Okay, still with me? Natalie Portman is playing the biologist (None of the characters in this book have names), and she's one of four women who've been sent into what might possibly be alien-occupied territory in the Florida swamps called Area X. I wrote more about the setup in my previous posts, so I'll let you follow the link above if you need the details. But here's something I didn't tell you before. We find out somewhere near the middle of Annihilation that the biologist had a husband who was on the expedition prior to hers. He came back, but only sort of, and finding out what happened to him is one of her chief reasons for going there. You see, before hubby went into Area X, he was a brilliant, vibrant, and probably very sexy man. But the person who came back from Area X was just a shell: reminiscent of the man the biologist loved, but flattened and confused and just...not all there.

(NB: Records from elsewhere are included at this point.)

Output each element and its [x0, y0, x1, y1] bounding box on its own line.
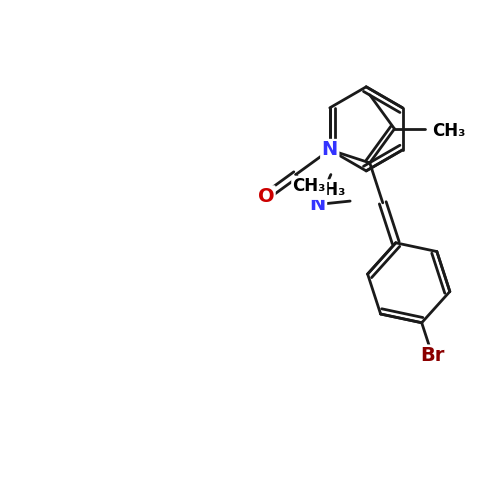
Text: N: N [322, 140, 338, 160]
Text: Br: Br [420, 346, 444, 365]
Text: CH₃: CH₃ [432, 122, 466, 140]
Text: CH₃: CH₃ [292, 177, 326, 195]
Text: O: O [258, 187, 274, 206]
Text: CH₃: CH₃ [312, 180, 345, 198]
Text: N: N [310, 195, 326, 214]
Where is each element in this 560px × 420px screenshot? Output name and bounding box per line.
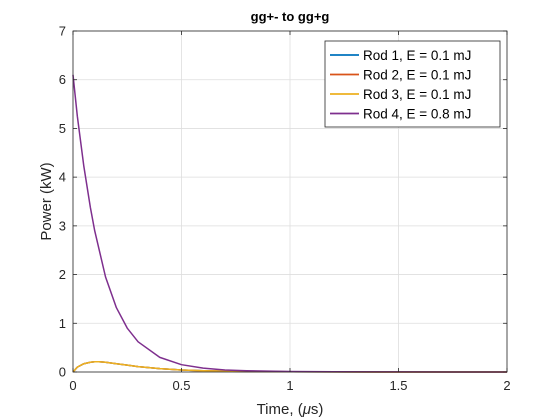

Well, Oscar Isaac is playing the biologist's husband, and Oscar is a brilliant, vibrant, sexy man. Seeing him go through that transformation will be simultaneously horrifying and hot as fuck. I'm going to be even more sexually confused about him than I am right now, and I have a ginormous straight crush on the guy (How could I not? Just look at him!). Watching him get turned into a zombie is going to throw me into system overload. Even now, I'm getting dizzy thinking about it.

So there you have it: Oscar Isaac and Natalie Portman in a SF/fantasy/horror movie with a strong MC element, written and directed by Alex Garland. It just doesn't get any better than this...until you add in Jennifer Jason Leigh as the psychologist! I'd never have thought of her for that role, but whoever did think of her was a genius. She's going to knock it out of the park. They all are. I can't wait for this movie to come out.